Читать «Крик сквозь стекло» онлайн - страница 3

Владимир Анатольевич Смирнов

— Красиво… — сумрачно оценил улыбающегося из кабины парня будущий механик — сутулый, с темно-мятым от хронического недосыпа лицом дядька лет под пятьдесят, облаченный в российски-неизбежную замасленную фуфайку, громадные измызганные ватные штаны и до блеска лысую «веревочного меха» шапку. — А вот как насчет ганса — ему понравится? Парень выключил зажигание, пощелкал переключателями, со стуком отбросил с плеч на борта привязные ремни и, подмигнув, осведомился:

— They say, the Russians like vodka, Stalin and soccer?

Механик непонимающе пожал плечами, цыкнул коричневым зубом и проворчал прокуренно, заглянув под плоскость:

— Не только, значит, языка нету — и звезды не как у людей.
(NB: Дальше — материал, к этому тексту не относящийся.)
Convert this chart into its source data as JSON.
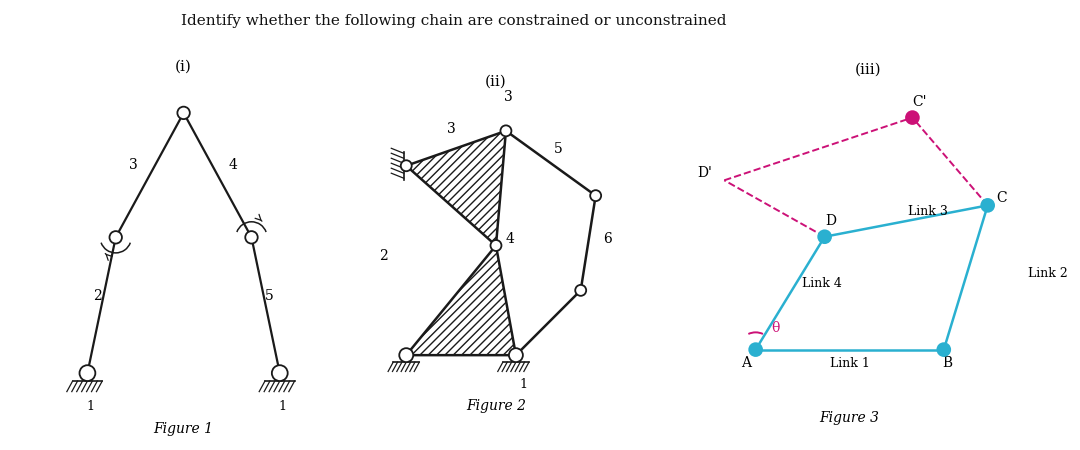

Все… твою… сикось-накось…

— Well, old chum, — американец, ухмыльнувшись, сунулся в кабину и… вскинул на ладони мяч. Облезлый, излупленный кожаный желтый мяч странной дынеобразной формы. Глаза механика полезли на складчатый лоб — то ли от невиданного мяча, то ли из-за неслыханного пренебрежения летными порядками.
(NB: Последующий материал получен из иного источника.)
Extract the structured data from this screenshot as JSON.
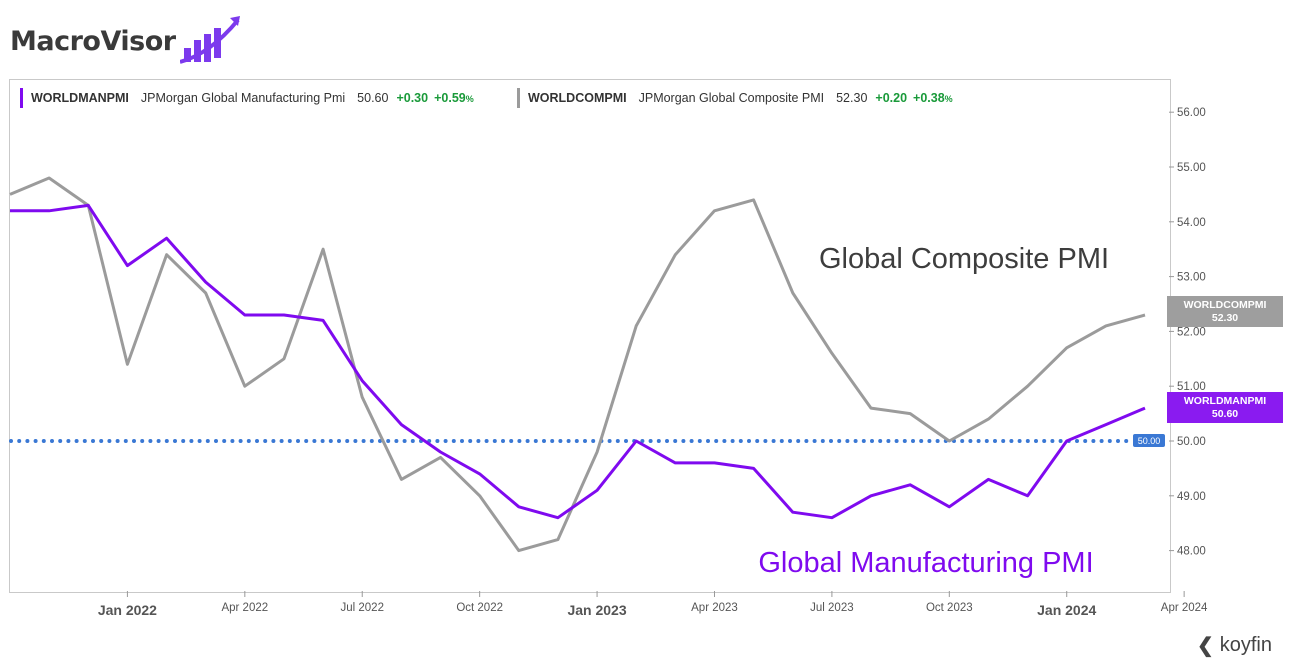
{
  "brand": {
    "name": "MacroVisor",
    "accent": "#7c3aed"
  },
  "legend": [
    {
      "ticker": "WORLDMANPMI",
      "name": "JPMorgan Global Manufacturing Pmi",
      "value": "50.60",
      "change": "+0.30",
      "pct": "+0.59",
      "pct_unit": "%",
      "color": "#7f0aef"
    },
    {
      "ticker": "WORLDCOMPMI",
      "name": "JPMorgan Global Composite PMI",
      "value": "52.30",
      "change": "+0.20",
      "pct": "+0.38",
      "pct_unit": "%",
      "color": "#9b9b9b"
    }
  ],
  "annotations": {
    "composite": "Global Composite PMI",
    "manufacturing": "Global Manufacturing PMI"
  },
  "axis_badges": {
    "composite": {
      "line1": "WORLDCOMPMI",
      "line2": "52.30",
      "color": "#9e9e9e"
    },
    "manufacturing": {
      "line1": "WORLDMANPMI",
      "line2": "50.60",
      "color": "#8a1bf0"
    },
    "reference": {
      "label": "50.00",
      "color": "#3a78d4"
    }
  },
  "footer": {
    "logo": "koyfin"
  },
  "chart_data": {
    "type": "line",
    "x_ticks": [
      "Jan 2022",
      "Apr 2022",
      "Jul 2022",
      "Oct 2022",
      "Jan 2023",
      "Apr 2023",
      "Jul 2023",
      "Oct 2023",
      "Jan 2024",
      "Apr 2024"
    ],
    "y_ticks": [
      "48.00",
      "49.00",
      "50.00",
      "51.00",
      "52.00",
      "53.00",
      "54.00",
      "55.00",
      "56.00"
    ],
    "ylim": [
      47.6,
      56.4
    ],
    "x": [
      "2021-10",
      "2021-11",
      "2021-12",
      "2022-01",
      "2022-02",
      "2022-03",
      "2022-04",
      "2022-05",
      "2022-06",
      "2022-07",
      "2022-08",
      "2022-09",
      "2022-10",
      "2022-11",
      "2022-12",
      "2023-01",
      "2023-02",
      "2023-03",
      "2023-04",
      "2023-05",
      "2023-06",
      "2023-07",
      "2023-08",
      "2023-09",
      "2023-10",
      "2023-11",
      "2023-12",
      "2024-01",
      "2024-02",
      "2024-03"
    ],
    "series": [
      {
        "name": "WORLDCOMPMI",
        "color": "#9b9b9b",
        "values": [
          54.5,
          54.8,
          54.3,
          51.4,
          53.4,
          52.7,
          51.0,
          51.5,
          53.5,
          50.8,
          49.3,
          49.7,
          49.0,
          48.0,
          48.2,
          49.8,
          52.1,
          53.4,
          54.2,
          54.4,
          52.7,
          51.6,
          50.6,
          50.5,
          50.0,
          50.4,
          51.0,
          51.7,
          52.1,
          52.3
        ]
      },
      {
        "name": "WORLDMANPMI",
        "color": "#7f0aef",
        "values": [
          54.2,
          54.2,
          54.3,
          53.2,
          53.7,
          52.9,
          52.3,
          52.3,
          52.2,
          51.1,
          50.3,
          49.8,
          49.4,
          48.8,
          48.6,
          49.1,
          50.0,
          49.6,
          49.6,
          49.5,
          48.7,
          48.6,
          49.0,
          49.2,
          48.8,
          49.3,
          49.0,
          50.0,
          50.3,
          50.6
        ]
      }
    ],
    "reference_line": {
      "y": 50.0,
      "style": "dotted",
      "color": "#3a78d4"
    },
    "legend_position": "top-left",
    "grid": false
  }
}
— Shall we clear everything up right away?

— Наш парень! — захохотал вынырнувший из-за разворачивающегося пятнистого бензозаправщика здоровенный русский летчик в меховой куртке нараспашку, из-под которой торчал толстый коричневый свитер. — Эй, Джонни, с приездом! Пас сюда!
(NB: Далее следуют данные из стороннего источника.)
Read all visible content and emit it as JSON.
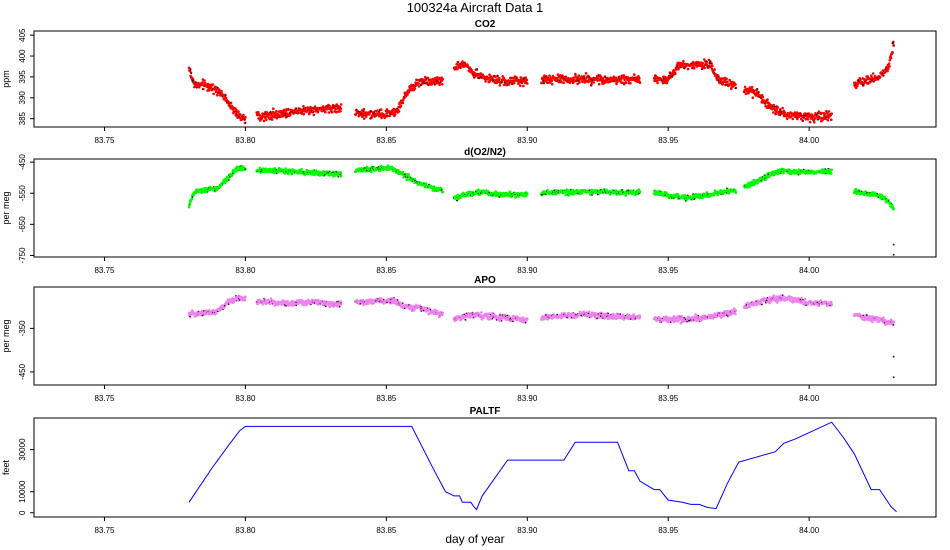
{
  "figure_title": "100324a   Aircraft Data 1",
  "x_axis_label": "day of year",
  "chart_data": [
    {
      "type": "scatter",
      "title": "CO2",
      "ylabel": "ppm",
      "color": "#ff0000",
      "xlim": [
        83.725,
        84.045
      ],
      "ylim": [
        383,
        406
      ],
      "x_ticks": [
        83.75,
        83.8,
        83.85,
        83.9,
        83.95,
        84.0
      ],
      "x_tick_labels": [
        "83.75",
        "83.80",
        "83.85",
        "83.90",
        "83.95",
        "84.00"
      ],
      "y_ticks": [
        385,
        390,
        395,
        400,
        405
      ],
      "y_tick_labels": [
        "385",
        "390",
        "395",
        "400",
        "405"
      ],
      "jitter": 0.8,
      "segments": [
        {
          "x": [
            83.78,
            83.782,
            83.786,
            83.79,
            83.794,
            83.797,
            83.8
          ],
          "y": [
            397,
            393,
            393,
            392,
            389,
            386,
            385
          ]
        },
        {
          "x": [
            83.804,
            83.81,
            83.82,
            83.83,
            83.834
          ],
          "y": [
            385.5,
            386,
            387,
            387.5,
            387.5
          ]
        },
        {
          "x": [
            83.839,
            83.845,
            83.85,
            83.854,
            83.858,
            83.862,
            83.87
          ],
          "y": [
            386.5,
            386,
            386,
            387,
            392,
            394,
            394
          ]
        },
        {
          "x": [
            83.874,
            83.878,
            83.881,
            83.884,
            83.89,
            83.9
          ],
          "y": [
            397,
            398,
            396,
            395,
            394,
            394
          ]
        },
        {
          "x": [
            83.905,
            83.92,
            83.94
          ],
          "y": [
            394.3,
            394.5,
            394.3
          ]
        },
        {
          "x": [
            83.945,
            83.95,
            83.954,
            83.96,
            83.965,
            83.968,
            83.974
          ],
          "y": [
            394.5,
            394.5,
            398,
            398,
            398,
            394,
            393
          ]
        },
        {
          "x": [
            83.977,
            83.982,
            83.986,
            83.992,
            84.0,
            84.008
          ],
          "y": [
            392,
            391,
            388,
            386,
            385.5,
            385.5
          ]
        },
        {
          "x": [
            84.016,
            84.02,
            84.025,
            84.028,
            84.03
          ],
          "y": [
            393,
            394,
            395,
            397,
            403
          ]
        }
      ]
    },
    {
      "type": "scatter",
      "title": "d(O2/N2)",
      "ylabel": "per meg",
      "color": "#00ff00",
      "xlim": [
        83.725,
        84.045
      ],
      "ylim": [
        -755,
        -440
      ],
      "x_ticks": [
        83.75,
        83.8,
        83.85,
        83.9,
        83.95,
        84.0
      ],
      "x_tick_labels": [
        "83.75",
        "83.80",
        "83.85",
        "83.90",
        "83.95",
        "84.00"
      ],
      "y_ticks": [
        -450,
        -550,
        -650,
        -750
      ],
      "y_tick_labels": [
        "-450",
        "-550",
        "-650",
        "-750"
      ],
      "jitter": 6,
      "segments": [
        {
          "x": [
            83.78,
            83.782,
            83.786,
            83.79,
            83.794,
            83.797,
            83.8
          ],
          "y": [
            -590,
            -545,
            -540,
            -535,
            -500,
            -470,
            -470
          ]
        },
        {
          "x": [
            83.804,
            83.815,
            83.825,
            83.834
          ],
          "y": [
            -475,
            -480,
            -485,
            -488
          ]
        },
        {
          "x": [
            83.839,
            83.845,
            83.852,
            83.856,
            83.862,
            83.866,
            83.87
          ],
          "y": [
            -475,
            -473,
            -470,
            -490,
            -520,
            -532,
            -540
          ]
        },
        {
          "x": [
            83.874,
            83.88,
            83.884,
            83.89,
            83.9
          ],
          "y": [
            -565,
            -550,
            -545,
            -555,
            -553
          ]
        },
        {
          "x": [
            83.905,
            83.92,
            83.94
          ],
          "y": [
            -548,
            -545,
            -548
          ]
        },
        {
          "x": [
            83.945,
            83.955,
            83.962,
            83.968,
            83.974
          ],
          "y": [
            -548,
            -565,
            -560,
            -548,
            -540
          ]
        },
        {
          "x": [
            83.977,
            83.982,
            83.986,
            83.99,
            84.0,
            84.008
          ],
          "y": [
            -530,
            -510,
            -490,
            -480,
            -482,
            -482
          ]
        },
        {
          "x": [
            84.016,
            84.02,
            84.025,
            84.028,
            84.03
          ],
          "y": [
            -545,
            -550,
            -560,
            -575,
            -600
          ]
        }
      ],
      "outliers": [
        {
          "x": 84.03,
          "y": -715
        },
        {
          "x": 84.03,
          "y": -748
        }
      ]
    },
    {
      "type": "scatter",
      "title": "APO",
      "ylabel": "per meg",
      "color": "#ee82ee",
      "xlim": [
        83.725,
        84.045
      ],
      "ylim": [
        -480,
        -255
      ],
      "x_ticks": [
        83.75,
        83.8,
        83.85,
        83.9,
        83.95,
        84.0
      ],
      "x_tick_labels": [
        "83.75",
        "83.80",
        "83.85",
        "83.90",
        "83.95",
        "84.00"
      ],
      "y_ticks": [
        -350,
        -450
      ],
      "y_tick_labels": [
        "-350",
        "-450"
      ],
      "jitter": 5,
      "segments": [
        {
          "x": [
            83.78,
            83.782,
            83.786,
            83.79,
            83.794,
            83.797,
            83.8
          ],
          "y": [
            -320,
            -315,
            -315,
            -310,
            -290,
            -280,
            -282
          ]
        },
        {
          "x": [
            83.804,
            83.815,
            83.825,
            83.834
          ],
          "y": [
            -288,
            -292,
            -290,
            -295
          ]
        },
        {
          "x": [
            83.839,
            83.845,
            83.852,
            83.856,
            83.862,
            83.866,
            83.87
          ],
          "y": [
            -290,
            -288,
            -285,
            -300,
            -303,
            -312,
            -318
          ]
        },
        {
          "x": [
            83.874,
            83.88,
            83.89,
            83.9
          ],
          "y": [
            -330,
            -318,
            -325,
            -330
          ]
        },
        {
          "x": [
            83.905,
            83.92,
            83.94
          ],
          "y": [
            -325,
            -318,
            -325
          ]
        },
        {
          "x": [
            83.945,
            83.955,
            83.962,
            83.968,
            83.974
          ],
          "y": [
            -328,
            -330,
            -325,
            -320,
            -312
          ]
        },
        {
          "x": [
            83.977,
            83.982,
            83.986,
            83.99,
            84.0,
            84.008
          ],
          "y": [
            -300,
            -290,
            -285,
            -280,
            -292,
            -293
          ]
        },
        {
          "x": [
            84.016,
            84.02,
            84.025,
            84.028,
            84.03
          ],
          "y": [
            -318,
            -325,
            -330,
            -335,
            -338
          ]
        }
      ],
      "outliers": [
        {
          "x": 84.03,
          "y": -415
        },
        {
          "x": 84.03,
          "y": -462
        }
      ]
    },
    {
      "type": "line",
      "title": "PALTF",
      "ylabel": "feet",
      "color": "#0000ff",
      "xlim": [
        83.725,
        84.045
      ],
      "ylim": [
        -2000,
        45000
      ],
      "x_ticks": [
        83.75,
        83.8,
        83.85,
        83.9,
        83.95,
        84.0
      ],
      "x_tick_labels": [
        "83.75",
        "83.80",
        "83.85",
        "83.90",
        "83.95",
        "84.00"
      ],
      "y_ticks": [
        0,
        10000,
        30000
      ],
      "y_tick_labels": [
        "0",
        "10000",
        "30000"
      ],
      "x": [
        83.78,
        83.782,
        83.788,
        83.794,
        83.798,
        83.8,
        83.859,
        83.867,
        83.871,
        83.874,
        83.876,
        83.877,
        83.88,
        83.881,
        83.882,
        83.884,
        83.893,
        83.913,
        83.917,
        83.932,
        83.936,
        83.938,
        83.94,
        83.945,
        83.947,
        83.95,
        83.955,
        83.958,
        83.961,
        83.964,
        83.967,
        83.971,
        83.975,
        83.988,
        83.991,
        83.995,
        84.008,
        84.012,
        84.016,
        84.022,
        84.025,
        84.029,
        84.031
      ],
      "y": [
        5000,
        9000,
        21000,
        32000,
        39000,
        41000,
        41000,
        20000,
        10000,
        8000,
        8000,
        5000,
        5000,
        3000,
        1500,
        8000,
        25000,
        25000,
        33500,
        33500,
        20000,
        20000,
        15000,
        11000,
        11000,
        6000,
        5000,
        4000,
        4000,
        2500,
        2000,
        14000,
        24000,
        29000,
        33000,
        35000,
        43000,
        36000,
        28000,
        11000,
        11000,
        3000,
        500
      ]
    }
  ]
}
— Hi! Take it, Mac! — и американец мощным профессиональным ударом кулака прямо из кабины влупил мяч в сиганувшего восторженным прыжком русского. Механик не успел выругаться — от СКП обвалом лязгающего мерзлого металлолома вразброд обрушился оркестр.

* * *

Неярко освещенный зал Дома офицеров флота с крашенными корабельной шаровой краской стенами был старательно украшен тяжелыми еловыми лапами, вкусно пахнущими морозом. В расставленных на столиках надраенных до жгучего сияния латунных гильзах-«стаканах» 87-миллиметровых зенитных снарядов торчали яркие бумажные цветы. Столики расставлены были прямо в зрительном зале и оттого стояли накренившись, и все сидящие за ними дружно кренились в одну сторону. На сцене, по углам рампы, нежно зеленели в решетчатых подставках, сколоченных из бочкообразных ящиков для авиабомб, две робко-симпатичные полярные березки. Все это забавно сообщало некую новогодность празднику встречи союзников.

Над сценой, осеняя зал, длинно провисало алое полотнище с еще влажной бело-меловой двуязычной надписью: «Да здравствует англо-американо-советская боевая дружба!»

Зал до отказа был заполнен морскими летчиками, меж которых восседали сияющие гости, а на сцене полным ходом шел концерт, в котором победоносные частушки типа «Что такое вас ис дас? — Немцы драпают от нас!» перемежались разухабистым буцаньем подкованных ботинок девушек-матросов из БАО и ВНОС, отплясывающих в забористых взвизгах и разлете форменных синих воротничков-гюйсов и явно неформенных широченных юбок дежурное «Яблочко».

Англичане были в восторге. Англичане забыли про все. Они потеряли знаменитое «британское лицо» и после каждого номера азартно лупили в ладони и одобрительно перекрикивались через зал — тем более, что, судя по блеску их глаз и неудержимой щедрости движений, русские оказали им не просто русское, но истинно летное гостеприимство; во всяком случае, две нормативные бутылки на столик — водка и шерри — уже всюду стояли опорожненными, но при этом отовсюду слышалось музыкальное многообещающее позвякивание стекла. Под светомаскировочно зашторенным окном шло свое действо: нервноглазый, с темным изнутри, будто выжженным черным пламенем, лицом, седой, худощавый капитан, успевший, несмотря на свои 25–26 лет, повоевать всерьез (о чем свидетельствовали боевые Красная Звезда и Красное Знамя на потертом, тщательно отутюженном кителе), сидел со значительно-похоронным видом, сосредоточенно глядя в никуда, а руками совершал нечто под столом — там, куда были опущены правые руки его соседей — двух русских и англичанина. Английский летчик явно наслаждался происходящим: он едва удерживал мальчишеский смех, лукаво косясь по сторонам, и малиново-багровый уродливый ожог, бугристо стянувший левую щеку к шее назад, над хрустко наутюженным воротничком форменной рубашки, казался неуместным гримом.